POR FERNANDO BRITO · 21/09/2015
Tempos atrás, Saul Leblon, na Carta maior, relembrava que Sergio Buarque de Holanda antevia, em 1936, “as raízes de um Brasil insulado em elites indiferentes ao destino coletivo”, onde o engenho “era um Estado paralelo ao mundo colonial”.
Ninguém desfruta 388 anos de escravidão impunemente, escreveu.”Os alicerces do engenho ficaram marmorizados no DNA cultural das nossas elites: nenhum compromisso com o mundo exterior, exceto a pilhagem e a predação; usos e abusos para consumo e enriquecimento”.
O artigo de Luiz Gonzaga Beluzzo, na Carta Capital, faz uma reflexão amarga sobre a ressurgência deste sentimento, quase umapartheid atávico, que nos retira ainda a condição de nação, porque é uma partição interna própria das colônias esta falta de identidade.
Os “dois Brasis”, a “Belíndia”, o “Primo Rico e o Primo Pobre”, o “horror a pobre” podem ser balelas na economia, mas são realidade nas superestruturas ideológicas da sociedade brasileira. E isso contamina, com me ensina o mestre Nílson Lage, até mesmo parte de sua pseudo-esquerda, mesmo diante dos perigos de ruptura da trajetória democrática e inclusiva recente, acha que se deve cuidar das pequenas vitória das “minorias”, enquanto a maioria se arrebenta.
Luiz Gonzaga Beluzzo, na Carta Capital
Um grande e velho amigo tem o hábito de estender a mão, cumprimentar e conversar com os funcionários ao chegar à sua empresa. Pergunta pela família, quer saber dos filhos, os pequenos, os adolescentes e os crescidos. Brinca com os torcedores adversários nas derrotas de seus times e até mesmo ironiza os fanáticos da sua banda futebolística.

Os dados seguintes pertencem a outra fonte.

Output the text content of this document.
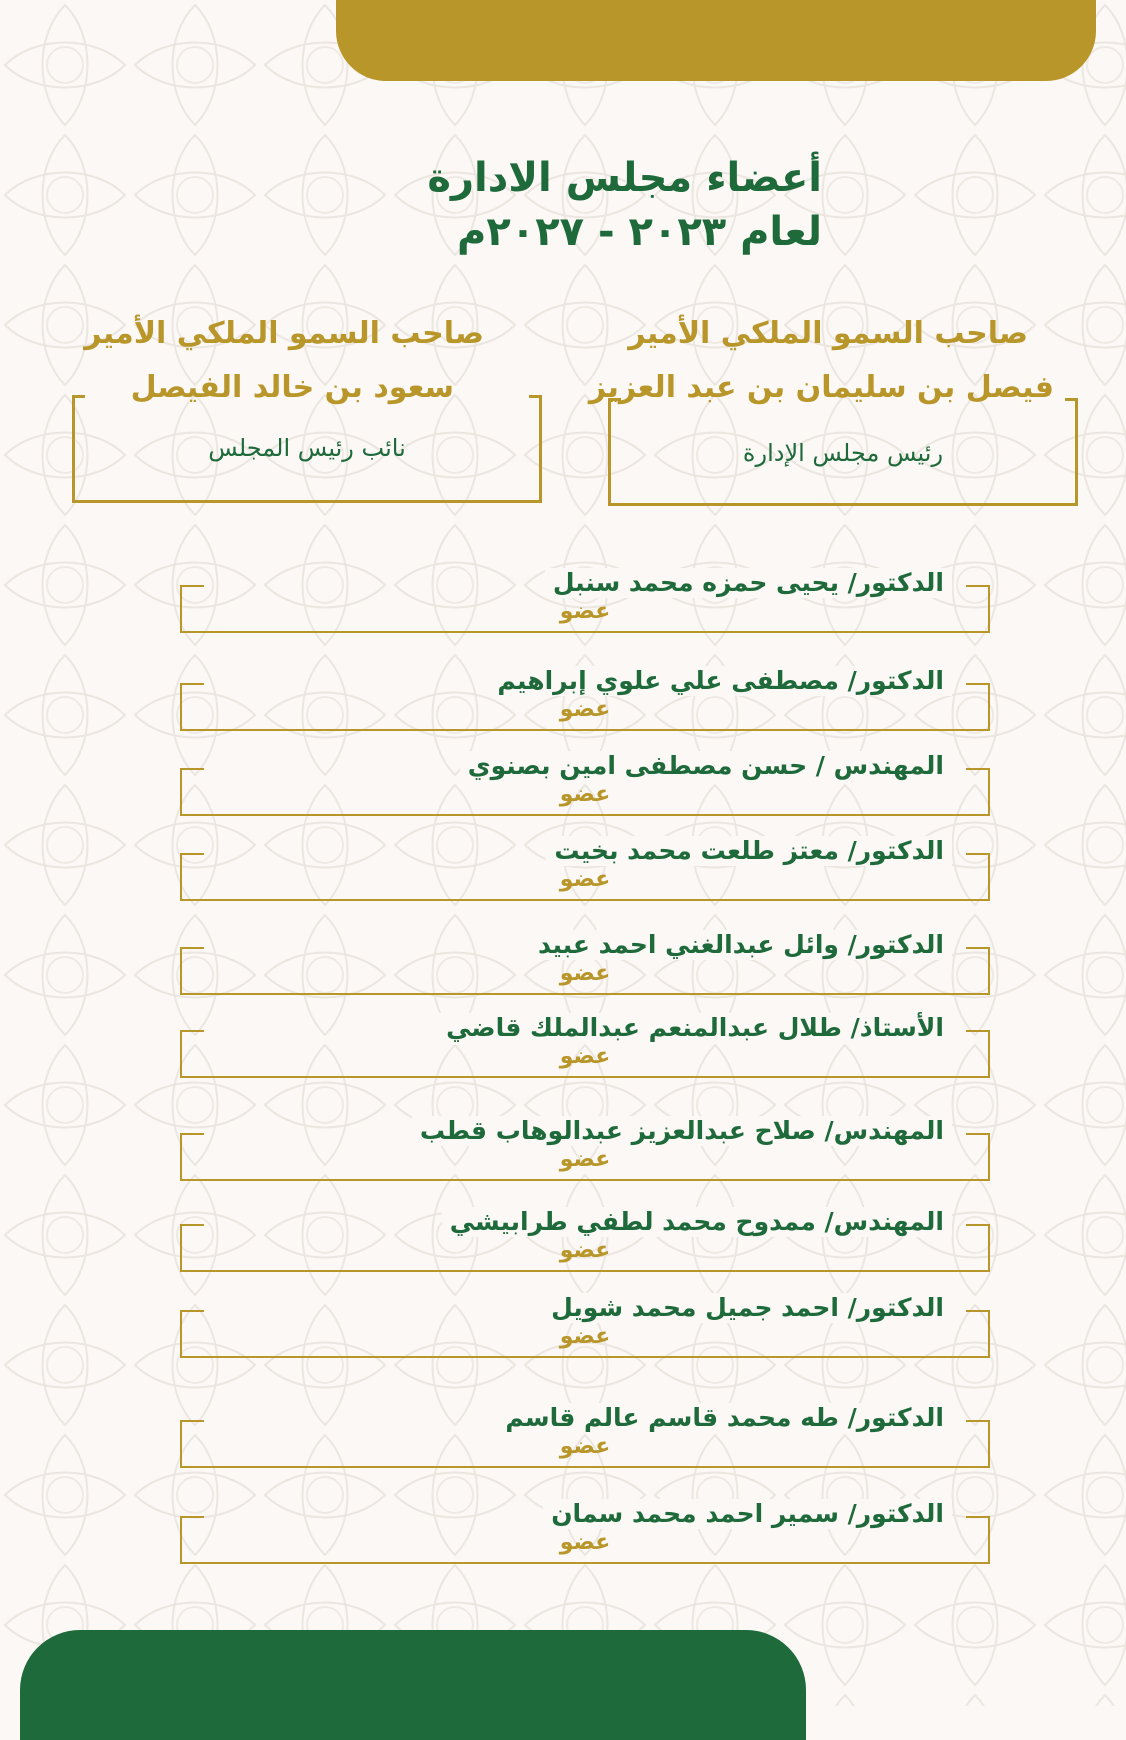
أعضاء مجلس الادارة
لعام ٢٠٢٣ - ٢٠٢٧م
صاحب السمو الملكي الأمير
فيصل بن سليمان بن عبد العزيز
رئيس مجلس الإدارة
صاحب السمو الملكي الأمير
سعود بن خالد الفيصل
نائب رئيس المجلس
الدكتور/ يحيى حمزه محمد سنبل
عضو
الدكتور/ مصطفى علي علوي إبراهيم
عضو
المهندس / حسن مصطفى امين بصنوي
عضو
الدكتور/ معتز طلعت محمد بخيت
عضو
الدكتور/ وائل عبدالغني احمد عبيد
عضو
الأستاذ/ طلال عبدالمنعم عبدالملك قاضي
عضو
المهندس/ صلاح عبدالعزيز عبدالوهاب قطب
عضو
المهندس/ ممدوح محمد لطفي طرابيشي
عضو
الدكتور/ احمد جميل محمد شويل
عضو
الدكتور/ طه محمد قاسم عالم قاسم
عضو
الدكتور/ سمير احمد محمد سمان
عضو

Numa dessas, estendeu a mão para cumprimentar o jardineiro recém-chegado. Ele cuidava das orquídeas e bromélias espalhadas à frente do edifício da diretoria. Diante da mão estendida, o jardineiro mostrou as mãos sujas de terra e sacudiu os braços em um gesto de frustração. Meu amigo não desistiu: abraçou o artesão da natureza. O trabalhador ficou surpreso e no almoço com os companheiros não se cansava de dizer: nunca havia sido tratado “dessa maneira”.
“Essa maneira” revela muito mais do que um abraço. O abraço e seu reconhecimento, mais o reconhecimento do que o abraço, revelam as entranhas de um certo Brasil. Os habitantes desse país dentro do País não veem as pessoas. As pessoas, gente, humanos, eles e elas, aqueles que começaram a aparecer nos aeroportos, nos supermercados, nos shopping centers, percebem que os de cima sentem que “eles não são o que nós somos”. Não conseguem reconhecer o outro. Convivem no mesmo território, mas não frequentam a mesma sociedade. Querem dizer: eles não são nossos semelhantes. São nossos servidores.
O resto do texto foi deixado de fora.